Well, I might be in the minority saying this, but I wouldn't. After years of chasing after perfection -- years of self-criticism and frustration -- I realized at last that not only is perfection unattainable, it's also undesirable. It would be a lie to say that sometimes, it's not tempting to want all of those seemingly "perfect" attributes, but I have started to acknowledge that if you take someone's unique quirks, traits, and imperfections away from them, you are essentially taking away who they are.
The idea of "perfection" is seductive because it can trick you into believing that, if you were perfect, life would be easier. That you wouldn't have to face trials and conquer obstacles, if only you had "perfect" going for you. Well, perhaps life would be easier, but it would be a watered-down, boring version of what it is now.

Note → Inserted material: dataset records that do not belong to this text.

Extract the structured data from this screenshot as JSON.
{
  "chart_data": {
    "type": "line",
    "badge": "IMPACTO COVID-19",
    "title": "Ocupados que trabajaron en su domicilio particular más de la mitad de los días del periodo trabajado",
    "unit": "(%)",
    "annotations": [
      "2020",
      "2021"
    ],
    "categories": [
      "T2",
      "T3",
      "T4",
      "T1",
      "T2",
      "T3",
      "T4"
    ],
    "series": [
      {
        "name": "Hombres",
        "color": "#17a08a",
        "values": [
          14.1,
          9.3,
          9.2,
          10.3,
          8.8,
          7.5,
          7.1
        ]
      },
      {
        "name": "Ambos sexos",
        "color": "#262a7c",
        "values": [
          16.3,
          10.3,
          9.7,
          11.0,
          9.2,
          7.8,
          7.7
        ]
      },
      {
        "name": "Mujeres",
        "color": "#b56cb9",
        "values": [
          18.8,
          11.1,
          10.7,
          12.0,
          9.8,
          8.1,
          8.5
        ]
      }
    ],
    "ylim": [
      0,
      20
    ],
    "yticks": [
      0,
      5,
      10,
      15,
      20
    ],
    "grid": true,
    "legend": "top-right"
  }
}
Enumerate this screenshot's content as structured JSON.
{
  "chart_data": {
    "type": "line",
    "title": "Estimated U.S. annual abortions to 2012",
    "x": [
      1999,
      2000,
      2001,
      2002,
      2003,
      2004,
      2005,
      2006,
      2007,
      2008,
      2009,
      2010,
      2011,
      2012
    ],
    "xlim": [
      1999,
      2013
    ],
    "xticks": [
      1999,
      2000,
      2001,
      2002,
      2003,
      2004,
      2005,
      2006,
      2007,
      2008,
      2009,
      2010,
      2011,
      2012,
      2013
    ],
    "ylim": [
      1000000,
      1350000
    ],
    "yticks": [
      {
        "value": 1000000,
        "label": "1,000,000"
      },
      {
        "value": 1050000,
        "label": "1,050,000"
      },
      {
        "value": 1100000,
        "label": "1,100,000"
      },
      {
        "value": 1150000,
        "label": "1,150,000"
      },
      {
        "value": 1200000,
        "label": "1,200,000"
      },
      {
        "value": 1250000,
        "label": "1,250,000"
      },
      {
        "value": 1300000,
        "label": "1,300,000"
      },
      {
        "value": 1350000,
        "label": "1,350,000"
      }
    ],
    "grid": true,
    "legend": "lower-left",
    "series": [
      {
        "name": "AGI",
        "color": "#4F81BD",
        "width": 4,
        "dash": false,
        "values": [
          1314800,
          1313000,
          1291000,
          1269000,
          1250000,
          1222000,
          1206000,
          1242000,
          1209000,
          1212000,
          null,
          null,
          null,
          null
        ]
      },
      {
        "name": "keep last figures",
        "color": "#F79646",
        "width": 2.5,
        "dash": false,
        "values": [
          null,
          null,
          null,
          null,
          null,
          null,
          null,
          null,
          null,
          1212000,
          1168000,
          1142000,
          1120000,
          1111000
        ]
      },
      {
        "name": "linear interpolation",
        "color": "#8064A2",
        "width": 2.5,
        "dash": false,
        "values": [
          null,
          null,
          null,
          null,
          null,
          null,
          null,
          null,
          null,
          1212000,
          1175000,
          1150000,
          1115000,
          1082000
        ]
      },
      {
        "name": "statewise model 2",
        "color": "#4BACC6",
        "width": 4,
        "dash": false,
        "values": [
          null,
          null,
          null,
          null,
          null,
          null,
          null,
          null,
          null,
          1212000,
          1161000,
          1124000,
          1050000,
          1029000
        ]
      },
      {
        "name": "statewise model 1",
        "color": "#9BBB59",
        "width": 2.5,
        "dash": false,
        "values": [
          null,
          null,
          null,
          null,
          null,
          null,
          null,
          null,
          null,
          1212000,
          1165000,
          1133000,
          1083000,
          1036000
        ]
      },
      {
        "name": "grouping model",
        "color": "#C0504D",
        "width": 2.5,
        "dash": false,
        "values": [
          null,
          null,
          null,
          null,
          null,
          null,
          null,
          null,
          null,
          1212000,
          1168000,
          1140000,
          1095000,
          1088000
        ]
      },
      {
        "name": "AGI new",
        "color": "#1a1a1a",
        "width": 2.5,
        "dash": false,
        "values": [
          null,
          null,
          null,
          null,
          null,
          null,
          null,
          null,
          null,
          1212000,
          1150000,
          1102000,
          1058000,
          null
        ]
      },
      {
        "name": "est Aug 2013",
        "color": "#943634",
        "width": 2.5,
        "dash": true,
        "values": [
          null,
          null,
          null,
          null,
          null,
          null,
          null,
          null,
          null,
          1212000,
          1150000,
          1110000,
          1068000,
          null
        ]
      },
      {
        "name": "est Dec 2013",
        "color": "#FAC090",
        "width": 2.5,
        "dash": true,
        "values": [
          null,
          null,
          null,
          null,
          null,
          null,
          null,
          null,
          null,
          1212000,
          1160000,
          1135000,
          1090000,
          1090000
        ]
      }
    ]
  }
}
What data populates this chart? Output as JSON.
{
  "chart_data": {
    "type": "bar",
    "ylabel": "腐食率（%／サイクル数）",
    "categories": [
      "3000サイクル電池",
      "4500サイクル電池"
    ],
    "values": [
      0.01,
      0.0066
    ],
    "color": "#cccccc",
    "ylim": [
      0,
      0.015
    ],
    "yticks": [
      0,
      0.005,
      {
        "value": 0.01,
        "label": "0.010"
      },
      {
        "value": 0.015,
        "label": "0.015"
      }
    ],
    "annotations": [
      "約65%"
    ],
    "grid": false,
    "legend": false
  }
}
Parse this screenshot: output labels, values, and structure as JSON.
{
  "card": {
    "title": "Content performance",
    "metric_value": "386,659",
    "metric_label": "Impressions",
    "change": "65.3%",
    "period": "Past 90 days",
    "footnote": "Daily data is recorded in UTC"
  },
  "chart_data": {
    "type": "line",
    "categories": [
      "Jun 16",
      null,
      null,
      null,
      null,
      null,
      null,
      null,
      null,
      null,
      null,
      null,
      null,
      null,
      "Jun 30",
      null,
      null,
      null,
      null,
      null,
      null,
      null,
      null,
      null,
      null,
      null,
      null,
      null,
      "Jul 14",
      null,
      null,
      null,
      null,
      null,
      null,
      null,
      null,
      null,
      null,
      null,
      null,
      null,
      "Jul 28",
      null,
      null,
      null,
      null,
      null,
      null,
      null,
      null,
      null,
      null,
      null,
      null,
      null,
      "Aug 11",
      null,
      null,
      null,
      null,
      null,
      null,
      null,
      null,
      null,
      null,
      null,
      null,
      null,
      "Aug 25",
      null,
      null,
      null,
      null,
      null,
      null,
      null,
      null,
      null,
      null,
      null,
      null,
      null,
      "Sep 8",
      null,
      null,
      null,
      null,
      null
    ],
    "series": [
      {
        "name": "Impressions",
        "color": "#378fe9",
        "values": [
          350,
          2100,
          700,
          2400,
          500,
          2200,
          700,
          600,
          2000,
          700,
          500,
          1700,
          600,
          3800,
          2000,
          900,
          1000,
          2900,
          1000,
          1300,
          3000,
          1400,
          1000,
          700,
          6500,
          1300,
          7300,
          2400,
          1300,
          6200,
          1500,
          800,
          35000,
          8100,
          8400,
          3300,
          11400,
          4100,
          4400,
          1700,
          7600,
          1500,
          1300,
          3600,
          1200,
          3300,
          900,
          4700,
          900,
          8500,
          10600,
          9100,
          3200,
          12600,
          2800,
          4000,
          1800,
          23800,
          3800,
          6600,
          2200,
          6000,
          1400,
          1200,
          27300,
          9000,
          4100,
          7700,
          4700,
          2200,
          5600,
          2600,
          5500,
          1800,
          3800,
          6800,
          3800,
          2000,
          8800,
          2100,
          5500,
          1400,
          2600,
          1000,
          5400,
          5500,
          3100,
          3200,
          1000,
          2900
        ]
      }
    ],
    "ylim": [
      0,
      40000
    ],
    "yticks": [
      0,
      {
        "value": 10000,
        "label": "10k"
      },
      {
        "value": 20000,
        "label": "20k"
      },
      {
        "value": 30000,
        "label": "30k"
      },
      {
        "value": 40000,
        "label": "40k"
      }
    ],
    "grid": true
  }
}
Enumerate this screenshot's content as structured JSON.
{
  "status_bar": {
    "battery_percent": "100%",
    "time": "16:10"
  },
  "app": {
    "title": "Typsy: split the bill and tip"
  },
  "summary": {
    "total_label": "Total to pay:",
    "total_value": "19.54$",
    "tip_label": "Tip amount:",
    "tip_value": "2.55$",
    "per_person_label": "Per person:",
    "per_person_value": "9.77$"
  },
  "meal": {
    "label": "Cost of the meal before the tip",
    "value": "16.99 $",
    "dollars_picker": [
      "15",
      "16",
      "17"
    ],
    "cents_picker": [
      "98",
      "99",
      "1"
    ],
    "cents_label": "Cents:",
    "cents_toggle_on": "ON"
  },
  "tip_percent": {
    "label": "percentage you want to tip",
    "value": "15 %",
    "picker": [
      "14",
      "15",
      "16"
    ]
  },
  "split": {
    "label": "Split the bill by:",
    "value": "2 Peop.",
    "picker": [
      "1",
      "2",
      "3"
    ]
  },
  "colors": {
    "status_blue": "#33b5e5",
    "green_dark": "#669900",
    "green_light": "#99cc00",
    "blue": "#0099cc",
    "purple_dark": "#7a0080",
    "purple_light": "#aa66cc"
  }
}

Imagine your life without your so-called "imperfections." For a moment, it might seem grand. But think long-term. Who would you be without your goofy laugh, or without that funny little squint you make in photographs? Who would you be without your crooked smile or without your occasional awkward moment? You'd be a carbon-copy of everybody else.
Furthermore, take people who claim to be "perfect" with a grain of salt. It isn't humanly possible, so if someone seems too good to be true, just remember "perfect" isn't possible.
Be radical and have confidence despite your supposed shortcomings. By doing that, you're inviting others to do the same.
Break the cycle. Love yourself, imperfections and all.